Paul Pardonner

No. 12
- Position: Blocking back

Personal information
- Born: April 29, 1910 Ingomar, Ohio, U.S.
- Died: February 14, 1989 (aged 78) Columbus, Ohio, U.S.
- Listed height: 5 ft 8 in (1.73 m)
- Listed weight: 170 lb (77 kg)

Career information
- High school: Middletown (Middletown, Ohio)
- College: Purdue

Career history
- Chicago Cardinals (1934–1935);
- Stats at Pro Football Reference

= Paul Pardonner =

American football player (1910–1989)

Paul Franklin Pardonner (April 29, 1910 – February 14, 1989) was an American professional football player who was a blocking back for the Chicago Cardinals of the National Football League (NFL). He played college football for the Purdue Boilermakers, and was noted for his drop kicking ability.

==Early life==
Paul Franklin Pardonner was born on April 29, 1910, in Ingomar, Ohio.
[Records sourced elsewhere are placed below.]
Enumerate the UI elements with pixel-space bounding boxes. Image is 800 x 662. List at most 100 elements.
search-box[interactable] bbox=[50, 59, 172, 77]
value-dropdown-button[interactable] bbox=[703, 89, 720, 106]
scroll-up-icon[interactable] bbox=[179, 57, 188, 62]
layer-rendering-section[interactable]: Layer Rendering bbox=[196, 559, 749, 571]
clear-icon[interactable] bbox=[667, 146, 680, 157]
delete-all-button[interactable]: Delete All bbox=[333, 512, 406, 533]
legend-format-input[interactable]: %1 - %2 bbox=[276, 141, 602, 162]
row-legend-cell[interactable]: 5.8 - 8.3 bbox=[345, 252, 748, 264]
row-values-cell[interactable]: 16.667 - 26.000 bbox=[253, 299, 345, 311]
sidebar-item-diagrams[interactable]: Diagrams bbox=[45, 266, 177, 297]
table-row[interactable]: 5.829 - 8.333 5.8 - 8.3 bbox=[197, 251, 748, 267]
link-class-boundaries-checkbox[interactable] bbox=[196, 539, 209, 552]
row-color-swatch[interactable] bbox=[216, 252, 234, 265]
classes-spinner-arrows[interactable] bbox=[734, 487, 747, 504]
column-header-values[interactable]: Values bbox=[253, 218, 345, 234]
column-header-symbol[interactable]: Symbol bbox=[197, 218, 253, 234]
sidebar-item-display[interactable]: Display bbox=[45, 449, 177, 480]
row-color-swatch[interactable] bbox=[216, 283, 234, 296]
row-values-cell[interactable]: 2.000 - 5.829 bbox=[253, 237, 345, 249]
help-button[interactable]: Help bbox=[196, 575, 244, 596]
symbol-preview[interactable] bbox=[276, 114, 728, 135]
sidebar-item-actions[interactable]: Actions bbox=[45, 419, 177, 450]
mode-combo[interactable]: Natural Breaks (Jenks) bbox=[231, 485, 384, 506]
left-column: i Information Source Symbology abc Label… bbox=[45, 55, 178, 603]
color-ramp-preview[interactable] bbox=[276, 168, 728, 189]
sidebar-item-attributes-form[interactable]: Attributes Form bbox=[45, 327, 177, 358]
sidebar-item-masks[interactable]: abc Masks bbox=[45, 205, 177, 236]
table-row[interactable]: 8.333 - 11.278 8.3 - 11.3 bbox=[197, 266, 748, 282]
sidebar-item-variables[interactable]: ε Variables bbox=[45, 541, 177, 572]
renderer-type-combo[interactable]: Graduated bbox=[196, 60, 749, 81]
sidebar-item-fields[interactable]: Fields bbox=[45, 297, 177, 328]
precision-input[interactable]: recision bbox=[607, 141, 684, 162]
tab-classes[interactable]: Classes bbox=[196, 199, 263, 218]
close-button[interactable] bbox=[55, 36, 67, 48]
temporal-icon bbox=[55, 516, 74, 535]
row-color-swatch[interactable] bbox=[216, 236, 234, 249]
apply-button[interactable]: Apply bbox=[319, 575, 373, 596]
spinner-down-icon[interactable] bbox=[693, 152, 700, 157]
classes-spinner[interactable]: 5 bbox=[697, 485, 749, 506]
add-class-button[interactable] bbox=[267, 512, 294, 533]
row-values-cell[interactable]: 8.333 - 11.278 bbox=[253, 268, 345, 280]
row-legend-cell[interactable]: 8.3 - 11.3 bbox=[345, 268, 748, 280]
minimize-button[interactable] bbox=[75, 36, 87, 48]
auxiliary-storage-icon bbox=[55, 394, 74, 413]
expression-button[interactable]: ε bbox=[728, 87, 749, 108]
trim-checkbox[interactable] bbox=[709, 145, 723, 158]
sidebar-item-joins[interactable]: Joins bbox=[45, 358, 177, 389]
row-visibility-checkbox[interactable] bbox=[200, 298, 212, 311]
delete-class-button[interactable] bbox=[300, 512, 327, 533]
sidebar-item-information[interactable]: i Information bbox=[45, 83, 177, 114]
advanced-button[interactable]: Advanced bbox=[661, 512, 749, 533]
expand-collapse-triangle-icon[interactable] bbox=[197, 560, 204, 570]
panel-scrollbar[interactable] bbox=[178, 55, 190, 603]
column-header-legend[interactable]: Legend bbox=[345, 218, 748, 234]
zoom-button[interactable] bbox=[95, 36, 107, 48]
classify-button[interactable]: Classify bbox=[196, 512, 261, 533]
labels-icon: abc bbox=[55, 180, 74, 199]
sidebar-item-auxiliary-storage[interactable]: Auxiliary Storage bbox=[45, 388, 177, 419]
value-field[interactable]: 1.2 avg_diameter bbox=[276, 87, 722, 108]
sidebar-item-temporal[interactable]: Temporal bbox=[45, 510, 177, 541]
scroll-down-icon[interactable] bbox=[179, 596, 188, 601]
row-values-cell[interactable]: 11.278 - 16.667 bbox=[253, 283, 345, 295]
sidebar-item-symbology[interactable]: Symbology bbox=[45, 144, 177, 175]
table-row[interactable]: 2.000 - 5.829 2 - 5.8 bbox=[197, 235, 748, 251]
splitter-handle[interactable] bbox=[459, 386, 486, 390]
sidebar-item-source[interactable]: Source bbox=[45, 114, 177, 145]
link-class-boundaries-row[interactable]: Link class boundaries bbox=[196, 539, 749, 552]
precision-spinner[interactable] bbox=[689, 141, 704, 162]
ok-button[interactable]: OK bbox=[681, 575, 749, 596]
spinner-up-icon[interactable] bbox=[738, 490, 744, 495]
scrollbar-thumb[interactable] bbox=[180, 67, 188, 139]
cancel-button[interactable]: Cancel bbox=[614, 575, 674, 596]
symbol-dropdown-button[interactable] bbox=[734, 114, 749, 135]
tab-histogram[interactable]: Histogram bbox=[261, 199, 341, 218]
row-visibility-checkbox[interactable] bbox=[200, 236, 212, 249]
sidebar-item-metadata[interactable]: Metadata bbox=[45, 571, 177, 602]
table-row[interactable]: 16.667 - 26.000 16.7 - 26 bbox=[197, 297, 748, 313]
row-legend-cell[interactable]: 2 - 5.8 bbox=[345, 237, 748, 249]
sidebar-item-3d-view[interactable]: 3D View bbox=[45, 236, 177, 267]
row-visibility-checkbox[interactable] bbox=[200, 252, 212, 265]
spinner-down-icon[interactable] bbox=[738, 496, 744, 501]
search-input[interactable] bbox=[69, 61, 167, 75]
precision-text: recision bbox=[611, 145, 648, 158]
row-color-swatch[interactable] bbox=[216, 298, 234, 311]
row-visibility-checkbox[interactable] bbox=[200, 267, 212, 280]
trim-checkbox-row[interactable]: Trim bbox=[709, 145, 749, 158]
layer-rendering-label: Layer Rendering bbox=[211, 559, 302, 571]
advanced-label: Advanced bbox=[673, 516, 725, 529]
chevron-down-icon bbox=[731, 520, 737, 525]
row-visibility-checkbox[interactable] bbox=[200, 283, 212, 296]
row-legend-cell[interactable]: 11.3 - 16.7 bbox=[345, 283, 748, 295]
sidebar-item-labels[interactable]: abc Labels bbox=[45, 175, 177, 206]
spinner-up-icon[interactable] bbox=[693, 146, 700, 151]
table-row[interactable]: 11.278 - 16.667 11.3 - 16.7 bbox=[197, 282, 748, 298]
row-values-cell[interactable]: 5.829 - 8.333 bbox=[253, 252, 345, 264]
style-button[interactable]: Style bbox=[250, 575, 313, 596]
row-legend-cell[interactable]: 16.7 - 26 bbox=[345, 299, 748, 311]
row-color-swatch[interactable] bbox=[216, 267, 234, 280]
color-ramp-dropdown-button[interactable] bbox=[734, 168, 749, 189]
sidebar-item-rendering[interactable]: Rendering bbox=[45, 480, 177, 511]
He was a three-sport star (football, basketball, and track) at Middletown High School in Middletown, Ohio. He also attended Cheshire Academy in Cheshire, Connecticut.

==College career==
Pardonner played college football for the Purdue Boilermakers, and was a three-year varsity letterman from 1931 to 1933 as a quarterback. He was noted for his drop kicking ability; an October 1933 Associated Press (AP) article said that Pardonner "hasn't carried the ball more than a half dozen times in three seasons of stardom for the Boilermakers" because he was too valuable as a drop kicker. The AP also stated Pardonner was the "outstanding 'pinch hitter' of big time football". Through the second game of the 1933 season, he had made 23 of 25 extra point drop kicks during his varsity career. The two misses did not affect the outcome of any games. Pardonner studied science at Purdue. He was selected to play in the 1933 East–West Shrine Game.

==Professional career==
Pardonner signed with the Chicago Cardinals on July 19, 1934. He played in six games, starting three, during the 1934 season, scoring one field goal and catching one pass for one yard. He appeared in nine games, starting five, for Chicago in 1935, totaling one made field goal, one made extra point, one completion on five passing attempts for six yards and three interceptions, two receptions for 44 yards, and four rushes for -14 yards. His drop kick field goal on October 13, 1935, was the only score in the Cardinals' 3–0 victory over the Green Bay Packers. Pardonner suffered a shoulder injury late in the 1935 season. A February 1936 article in the Honolulu Star-Advertiser said that Pardonner and Dutch Clark were the only drop kickers in the NFL. Pardonner retired from the NFL in 1936 for a job at a Middletown industrial plant.

==Personal life==
Pardonner died on February 14, 1989, in Columbus, Ohio.